Podemos, qui croyait en une victoire, arrive troisième avec 14,8% % des voix et 15 députés, derrière le Parti populaire (au pouvoir au niveau national), qui obtient 26,7% des voix et 33 députés. «Le chemin s’ouvre en marchant. Merci l’Andalousie, […] merci marcheurs pour ce premier pas, nous irons de l’avant», a réagi sur Twitter le leader de Podemos Pablo Iglesias, semblant admettre n’avoir pas avancé autant qu’il voulait.

C’est sans doute le Parti populaire qui perd le plus: en 2012 lors des dernières élections régionales, il avait remporté 40% des voix. Son chef de file en Andalousie, Juan Manuel Moreno, a admis qu’il ne s’agissait pas du «résultat attendu». Dimanche soir, le chef du gouvernement Mariano Rajoy a suivi les résultats depuis son bureau au septième étage du siège du parti populaire, dans le centre de Madrid et n’avait fait aucun commentaire vers minuit.

«Les citoyens ont voté contre la gestion de la crise» par la droite, a analysé un routard de la politique en Espagne, Gaspar Llamazares, de Izquierda Unida (IU), coalition écolo-communiste balayée par l’émergence de Podemos. Podemos de son côté s’est aussi félicité sur la chaîne privée la Sexta d’avoir fragilisé le «bipartisme», qui se partageait environ 80% des suffrages en 2012 contre 60% désormais en Andalousie. Son numéro deux, Iñigo Errejon, a aussi noté que l’Andalousie est différente des autres, avec une population «plus rurale» et «plus âgée» tendant à «conserver les équilibres traditionnels». Il aura cependant du mal à se poser en force principale d’opposition à la droite au pouvoir comme il l’a fait ces dernières semaines.

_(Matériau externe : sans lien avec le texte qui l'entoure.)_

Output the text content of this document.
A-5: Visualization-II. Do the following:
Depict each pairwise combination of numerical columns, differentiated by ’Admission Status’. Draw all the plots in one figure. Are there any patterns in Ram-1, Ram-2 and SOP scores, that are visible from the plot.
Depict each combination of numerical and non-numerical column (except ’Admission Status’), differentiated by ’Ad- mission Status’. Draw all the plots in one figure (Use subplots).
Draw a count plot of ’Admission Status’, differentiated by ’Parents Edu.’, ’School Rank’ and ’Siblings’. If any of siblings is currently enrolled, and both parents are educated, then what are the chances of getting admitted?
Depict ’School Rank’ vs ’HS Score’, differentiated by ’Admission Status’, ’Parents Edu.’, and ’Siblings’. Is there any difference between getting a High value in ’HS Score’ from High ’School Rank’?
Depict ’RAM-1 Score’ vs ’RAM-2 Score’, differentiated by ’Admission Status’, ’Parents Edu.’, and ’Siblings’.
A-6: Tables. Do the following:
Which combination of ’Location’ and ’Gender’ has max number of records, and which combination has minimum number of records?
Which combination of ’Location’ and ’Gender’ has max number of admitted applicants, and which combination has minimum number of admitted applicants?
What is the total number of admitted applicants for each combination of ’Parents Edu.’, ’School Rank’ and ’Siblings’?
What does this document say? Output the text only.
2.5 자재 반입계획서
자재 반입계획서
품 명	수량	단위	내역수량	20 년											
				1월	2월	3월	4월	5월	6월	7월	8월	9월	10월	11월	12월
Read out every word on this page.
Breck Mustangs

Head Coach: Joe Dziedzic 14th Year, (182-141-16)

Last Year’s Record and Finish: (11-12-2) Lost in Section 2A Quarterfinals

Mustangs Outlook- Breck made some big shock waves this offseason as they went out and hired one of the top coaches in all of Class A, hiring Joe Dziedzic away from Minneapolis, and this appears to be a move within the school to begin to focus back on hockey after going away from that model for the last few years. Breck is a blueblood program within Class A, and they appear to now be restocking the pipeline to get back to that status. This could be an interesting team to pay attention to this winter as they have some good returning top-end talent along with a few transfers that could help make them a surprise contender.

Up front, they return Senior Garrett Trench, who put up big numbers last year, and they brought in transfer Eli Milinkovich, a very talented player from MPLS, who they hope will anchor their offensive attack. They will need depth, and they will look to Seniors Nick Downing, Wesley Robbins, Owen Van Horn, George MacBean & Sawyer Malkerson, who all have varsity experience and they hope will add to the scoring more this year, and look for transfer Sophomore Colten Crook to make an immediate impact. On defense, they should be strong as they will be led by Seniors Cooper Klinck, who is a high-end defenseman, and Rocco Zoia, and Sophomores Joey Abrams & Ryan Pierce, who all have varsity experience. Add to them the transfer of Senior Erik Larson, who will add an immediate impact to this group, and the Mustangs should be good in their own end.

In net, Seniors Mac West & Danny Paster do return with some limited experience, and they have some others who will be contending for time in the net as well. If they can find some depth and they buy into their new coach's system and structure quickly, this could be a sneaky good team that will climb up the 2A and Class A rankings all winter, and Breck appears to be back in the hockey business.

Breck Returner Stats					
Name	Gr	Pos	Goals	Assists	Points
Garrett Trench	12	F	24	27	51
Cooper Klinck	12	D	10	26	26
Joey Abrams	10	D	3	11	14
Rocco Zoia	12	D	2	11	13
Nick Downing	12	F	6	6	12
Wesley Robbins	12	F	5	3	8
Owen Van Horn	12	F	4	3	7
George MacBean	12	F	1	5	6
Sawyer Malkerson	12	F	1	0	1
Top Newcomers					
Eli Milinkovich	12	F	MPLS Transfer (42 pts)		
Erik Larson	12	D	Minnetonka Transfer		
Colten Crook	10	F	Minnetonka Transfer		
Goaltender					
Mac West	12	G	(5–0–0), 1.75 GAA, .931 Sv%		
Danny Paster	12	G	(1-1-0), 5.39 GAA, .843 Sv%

Ce dimanche, les Andalous étaient les premiers à dire si le parti de gauche radicale né en janvier 2014 et propulsé à la quatrième place lors des élections européennes de mai, avec 5 députés et 1,2 million de voix, est en mesure de transformer l’essai, lors du coup d’envoi d’une année électorale décisive pour ce pays. Près de 6,5 millions d’électeurs étaient appelés à choisir entre les options classiques - PSOE ou PP - et les nouvelles: Podemos et Ciudadanos, de centre droit, qui émerge aussi avec 9% des suffrages et 9 sièges. «Tout le monde attend de voir si les forces émergentes vont obtenir un très bon résultat», déclarait à la veille du scrutin un membre haut placé du PP.

Un «test» avant de nombreux autres scrutins à venir en Espagne: régionales et municipales en mai, une nouvelle régionale anticipée en Catalogne en septembre et enfin des législatives, à la fin de l’année, où les conservateurs semblent menacés de perdre leur majorité absolue.

L’ANNÉE DU «CHANGEMENT»

Après six années de crise et d’enlisement, un même mot d’ordre, le «changement», avait rythmé les campagnes des principaux partis. «Le changement sûr», pour le PSOE qui sort renforcé alors que tous le disaient fragilisé par l’ascension de Podemos; le «changement tranquille» avec le PP qui avait insisté sur la reprise de la croissance (+1,4%), mais paye la politique d’austérité ressentie très fortement dans cette région où plus du tiers de la population active (34,2%), est au chômage, un record régional européen.

Le «changement raisonnable» pour Ciudadanos ou, enfin, le «changement irréversible» de Podemos qui faisait campagne contre la corruption et pour des mesures sociales, accusant les socialistes au pouvoir en Andalousie d’avoir laissé souffrir leurs concitoyens. Le chef de file du PP en Andalousie a déclaré dimanche soir que l’ensemble des partis devraient tirer les leçons de ce scrutin régional, laissant un paysage politique «fragmenté», avec 24% des suffrages pour Podemos et Ciudadanos. «Nous devons tous bien comprendre ce message», a-t-il dit.